I used to be considerably less of the writer and speaker that I am today. I was just good enough at talking with my friends but I was not especially outgoing. I passed my language arts courses but the thought of reading something out loud for class frightened the hell out of me. I would find myself tripping over the English language in a cold sweat when I had to stand in front of my peers to do simple presentations.
I specifically remember a presentation in my sophomore language arts class. We had to stand at a podium and talk about someone or something historically relevant.
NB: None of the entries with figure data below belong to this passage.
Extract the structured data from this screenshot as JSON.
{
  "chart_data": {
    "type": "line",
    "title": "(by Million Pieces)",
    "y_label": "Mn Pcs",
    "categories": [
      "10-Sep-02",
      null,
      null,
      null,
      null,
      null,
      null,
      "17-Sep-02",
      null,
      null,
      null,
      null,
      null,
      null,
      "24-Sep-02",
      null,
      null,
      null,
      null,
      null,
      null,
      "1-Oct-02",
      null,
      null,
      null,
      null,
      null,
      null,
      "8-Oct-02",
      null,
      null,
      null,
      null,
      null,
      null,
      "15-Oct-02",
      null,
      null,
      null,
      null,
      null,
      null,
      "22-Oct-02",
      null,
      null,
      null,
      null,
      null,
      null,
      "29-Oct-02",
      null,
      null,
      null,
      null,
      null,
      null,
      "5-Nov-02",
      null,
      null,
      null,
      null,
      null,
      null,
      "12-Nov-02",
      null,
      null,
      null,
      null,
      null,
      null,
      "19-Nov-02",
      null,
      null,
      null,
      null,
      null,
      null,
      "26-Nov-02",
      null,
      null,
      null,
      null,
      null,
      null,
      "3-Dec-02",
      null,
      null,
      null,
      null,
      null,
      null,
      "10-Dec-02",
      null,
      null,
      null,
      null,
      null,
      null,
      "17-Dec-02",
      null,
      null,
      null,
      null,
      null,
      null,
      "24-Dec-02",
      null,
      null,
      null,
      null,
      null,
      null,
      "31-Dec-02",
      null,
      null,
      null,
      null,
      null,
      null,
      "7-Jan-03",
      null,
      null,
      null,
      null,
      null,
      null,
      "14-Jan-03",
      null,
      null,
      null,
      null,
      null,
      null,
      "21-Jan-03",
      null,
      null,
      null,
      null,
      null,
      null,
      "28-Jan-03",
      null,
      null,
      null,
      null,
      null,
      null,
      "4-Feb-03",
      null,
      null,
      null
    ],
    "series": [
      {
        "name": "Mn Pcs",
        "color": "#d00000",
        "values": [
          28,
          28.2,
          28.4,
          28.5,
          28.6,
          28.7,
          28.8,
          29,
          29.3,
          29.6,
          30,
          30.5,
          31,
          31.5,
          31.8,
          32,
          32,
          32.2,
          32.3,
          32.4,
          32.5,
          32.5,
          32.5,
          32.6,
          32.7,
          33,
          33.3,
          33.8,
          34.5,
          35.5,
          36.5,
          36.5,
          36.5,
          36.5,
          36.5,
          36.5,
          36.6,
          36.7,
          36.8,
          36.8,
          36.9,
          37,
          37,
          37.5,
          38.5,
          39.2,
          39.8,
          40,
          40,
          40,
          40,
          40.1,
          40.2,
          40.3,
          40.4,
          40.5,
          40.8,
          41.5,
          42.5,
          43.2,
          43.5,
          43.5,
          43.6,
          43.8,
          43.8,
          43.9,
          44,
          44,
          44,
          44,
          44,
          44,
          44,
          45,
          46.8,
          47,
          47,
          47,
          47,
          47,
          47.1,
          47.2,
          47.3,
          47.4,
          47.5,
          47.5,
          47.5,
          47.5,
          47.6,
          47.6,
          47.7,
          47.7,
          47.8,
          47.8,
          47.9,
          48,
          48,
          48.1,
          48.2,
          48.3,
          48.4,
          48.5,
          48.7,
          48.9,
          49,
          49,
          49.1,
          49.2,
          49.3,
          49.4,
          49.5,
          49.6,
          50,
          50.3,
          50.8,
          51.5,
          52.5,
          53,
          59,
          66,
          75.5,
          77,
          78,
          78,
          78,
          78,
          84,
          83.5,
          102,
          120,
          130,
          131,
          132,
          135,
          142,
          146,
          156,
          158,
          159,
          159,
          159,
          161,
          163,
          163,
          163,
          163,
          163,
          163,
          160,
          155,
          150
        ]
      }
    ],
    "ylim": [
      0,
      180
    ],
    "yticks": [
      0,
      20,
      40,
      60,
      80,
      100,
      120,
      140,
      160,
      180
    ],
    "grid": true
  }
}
I can not even remember who my subject was but I vividly remember how bad it was; the numbness of my mouth, the butchering of sentences and overly-quick reading of my notecards are familiar memories.
But then someone walked into my life. I had never had a best friend before and I doubt that was directly correlated to my lack of confidence in speaking. But nonetheless, when she and I became close, I found a reason to try to express myself. Talking and texting her hour after hour, day after day, I became more and more comfortable in my own skin and with my own voice. As our friendship blossomed, words became easier for me. My prose became flowing instead of jagged and I found it increasingly easier to express what was stirring in my head and heart more elegantly than "I feel stuff."
My changing confidence in writing and speaking was apparent my senior year of high school. During first semester, I often shied away from presenting for class groups and reading. Second semester, I was a bit more open to speaking in front of a group and my writing was improving between each paper I wrote (Largely thanks to an excellent AP Literature teacher who would not take fluffy papers, one of my specialties up until then.)
This carried on through the beginning of college. I majored in communication for Pete's sake. For group presentations, I was often the one chosen to speak. My long-form writing continued to flourish and I found myself going over word limits without realization. I picked up a second major last year and just finished writing a 12-page policy analysis for one of my classes. Now in the upper echelon of both curriculums, I write around 2,000 words a week with little issue. And in reality, I would not be doing that if it were not for the help and inspiration she offered years ago.
We were friends for a few years and were more for part of that time. But even after our time as friends had ended, that gift that she gave me remains the greatest I have received so far in my lifetime.